L'AS Saint-Étienne vit une rupture historique dans sa gestion financière. Longtemps habituée à des exercices comptables à l’équilibre, le club stéphanois affiche désormais un déficit massif, révélateur d’un virage stratégique opéré depuis le rachat par Kilmer Sports. Un choix assumé par les nouveaux dirigeants de l'ASSE, loin des pratiques de l’ère Romeyer–Caïazzo, et qui éclaire différemment les chiffres de la saison 2025.
Pendant des années, l’ASSE a cultivé une forme de stabilité budgétaire. Sous la gouvernance de Roland Romeyer et Bernard Caïazzo, les comptes étaient globalement équilibrés, mais rarement créateurs de valeur. Cet équilibre reposait en grande partie sur la cession régulière d’actifs : ventes de joueurs, externalisation de revenus commerciaux, et arbitrages permanents pour compenser la baisse structurelle des recettes sportives. Une gestion prudente en apparence, mais qui a progressivement appauvri le club, jusqu’à laisser des fonds propres proches de zéro au moment de la vente en 2024.
Un déficit record pour l'ASSE, mais à lire avec nuance
Les comptes sociaux de la saison 2025, décortiqués par Sportune, font apparaître une perte nette de 30,026 millions d’euros, contre environ 2 millions un an plus tôt. Un chiffre impressionnant, record dans l’histoire récente du club, mais qui mérite d’être décortiqué. Sur ce total, près de 11 millions d’euros correspondent à l’acquisition de Sportfive, un investissement stratégique destiné à reprendre la main sur l’activité commerciale. En réalité, la perte opérationnelle “pure” se situe donc davantage autour de 19 millions d’euros.

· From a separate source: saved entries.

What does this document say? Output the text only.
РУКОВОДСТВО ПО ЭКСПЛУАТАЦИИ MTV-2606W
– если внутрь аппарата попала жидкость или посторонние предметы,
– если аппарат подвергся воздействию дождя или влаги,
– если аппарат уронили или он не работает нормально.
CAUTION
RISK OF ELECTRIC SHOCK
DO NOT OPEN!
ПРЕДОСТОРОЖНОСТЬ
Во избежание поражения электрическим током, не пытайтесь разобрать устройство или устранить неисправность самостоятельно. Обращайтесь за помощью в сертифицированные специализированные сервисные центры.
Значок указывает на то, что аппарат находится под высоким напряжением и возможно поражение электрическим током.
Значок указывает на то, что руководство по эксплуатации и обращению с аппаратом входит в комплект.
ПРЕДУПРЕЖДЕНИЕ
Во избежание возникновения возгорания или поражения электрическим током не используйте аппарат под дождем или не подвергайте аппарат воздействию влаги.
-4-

Cette dégradation s’explique principalement par une hausse spectaculaire des charges d’exploitation, en augmentation de 30 %, pour atteindre plus de 71 millions d’euros. La masse salariale, charges sociales comprises, bondit de 47 % et frôle désormais les 30 millions d’euros. Un niveau cohérent avec une politique sportive plus ambitieuse, mais aussi avec la nécessité de structurer un club revenu dans l’élite, dans un contexte de droits TV quasi taris.
Des revenus en hausse, mais insuffisants
Paradoxalement, le chiffre d’affaires progresse nettement, passant de 19 à 28,8 millions d’euros grâce au retour en Ligue 1. Le sponsoring et les opérations commerciales génèrent 12,9 millions d’euros, la billetterie et les abonnements 8,6 millions, tandis que les droits TV atteignent 7,2 millions. Une hausse réelle, mais trop limitée pour absorber l’explosion des charges, notamment dans un environnement où les droits audiovisuels ne jouent plus leur rôle d’amortisseur financier.
Une logique d’investisseur, pas de vendeur
Au 30 juin 2025, l’endettement total du club atteint 52,35 millions d’euros, en hausse de 15 millions sur un an, mais à relativiser : près de la moitié correspond à des créances à recevoir. Surtout, la réponse apportée par la nouvelle gouvernance tranche radicalement avec le passé. Pour compenser les pertes et renforcer la trésorerie, l’ASSE a procédé à une augmentation de capital massive de 38,6 millions d’euros.
Au total, près de 65 millions d’euros ont été réinjectés en fonds propres depuis l’arrivée de Kilmer Sports. Là où l’ancienne direction équilibrerait les comptes en vendant des actifs, la nouvelle stratégie repose sur l’apport de capitaux et la création de valeur à moyen terme. Recrutement, internalisation du commercial, investissements structurels : l’ASSE ne se contente plus de survivre, elle tente de se reconstruire.
Un pari risqué, mais structurant pour l'ASSE
Ces comptes dans le rouge ne traduisent donc pas une dérive incontrôlée, mais un pari assumé. Celui de rompre avec une logique de court terme pour redonner de la substance économique et sportive au club. Reste désormais à transformer cet investissement massif en résultats durables, sur le terrain comme dans les comptes. C’est là que se jouera, au-delà des chiffres, la réussite ou non du projet Kilmer à Saint-Étienne.